As in the electronic transistor case, we can choose the base regime to be extremely `thin' so that a very small middle current controls a much larger current from left to right. This can be done by coupling the middle reservoir to the system much more weakly than the other two reservoirs. Then, for example, for every ten atoms which transition from left to right, the weak coupling can allow only one atom to leave the system from the middle site. The end result is an appreciable differential gain that can be controlled.

Fig 3(c) shows the results of the numerical simulation for the case in which the middle reservoir coupling is one-tenth of the coupling of the reservoirs on either end. One can see the small increase in current via the middle leg (red curve) generating a substantial current across the device (blue curve). Furthermore the gain is approximately linear, an important practical requirement for a transistor to act as an operational amplifier.

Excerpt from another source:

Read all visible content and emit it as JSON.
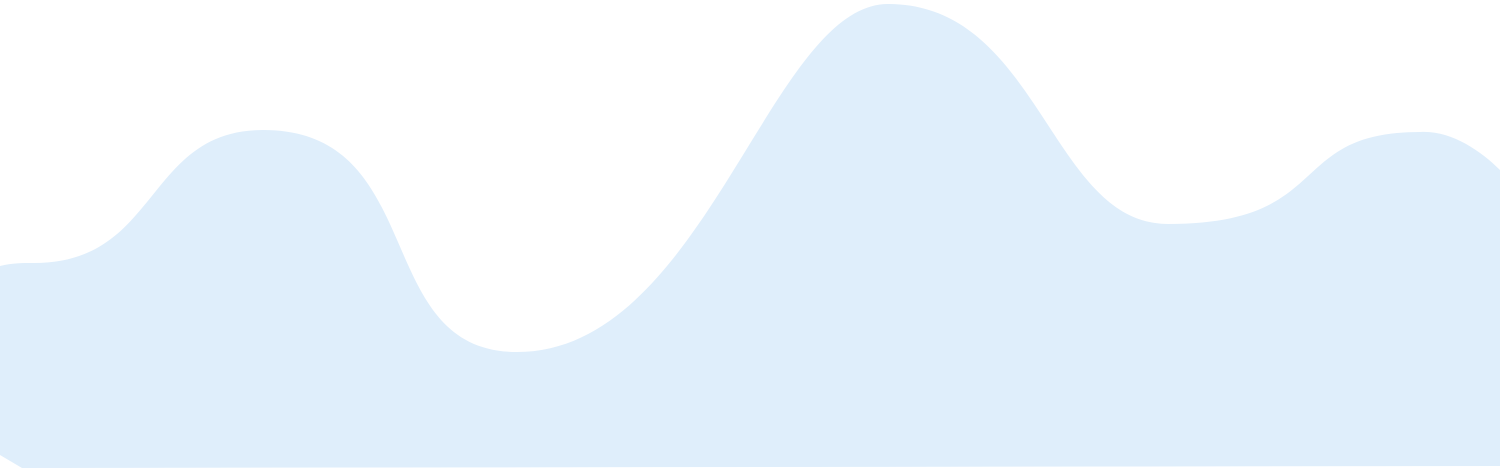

Fig3: Dynamics of the atomtronic transistor.(a) A cartoon of the atomtronic transistor as a three-well system, where each well is connected to its own independent reservoir. (b) An energy schematic of the relevant states of the system under the assumed resonance condition. In both illustrated cases, there is a fixed chemical potential difference across the system. In case 1, the middle chemical potential maintains an occupancy of zero particles on the middle site and most of the population remains on the left site. In case 2, the base potential is raised to put one particle on the middle site. This triggers two competing cycles that, given weak coupling of the middle reservoir, causes an avalanche of current to flow across the system. (c) An exact calculation of the current responses of the atomtronic transistor. The middle reservoir here has one-tenth the coupling strength of the left and right reservoirs. For a fixed chemical potential difference across the device, we vary the middle potential and record the response of currents leaving the system from both the right site (blue) as well as out of the middle site (red). The differential current gain for this specific system is both large and essentially linear.

Conclusions

We have presented the characteristics of simple diode and transistor atomtronic circuits. There is clear potential for expanding the analogy to more complex circuits, such as amplifiers, constant current sources, flip flops and logic. Apart from their potential utilitarian value, it is intriguing to consider the connection of atomtronics with quantum information physics, since the atom devices operate in the coherent regime.

However, atomtronic devices do not better their electronic counterparts in every regard. For example, the overall current flow is determined principally by the tunneling rate from one site to the next, making the atomtronic current much slower than electronic current. Compensating for this is the fact that this is a completely different physical system in which to pursue device physics: the atoms have complex internal structure and internal states, the atoms can be bosons or fermions, they are massive and affected by gravitational fields, the lattice can be dynamically varied, and many undesirable effects present in solid-state systems such as crystalline impurities, dislocations, and phonon scattering are absent.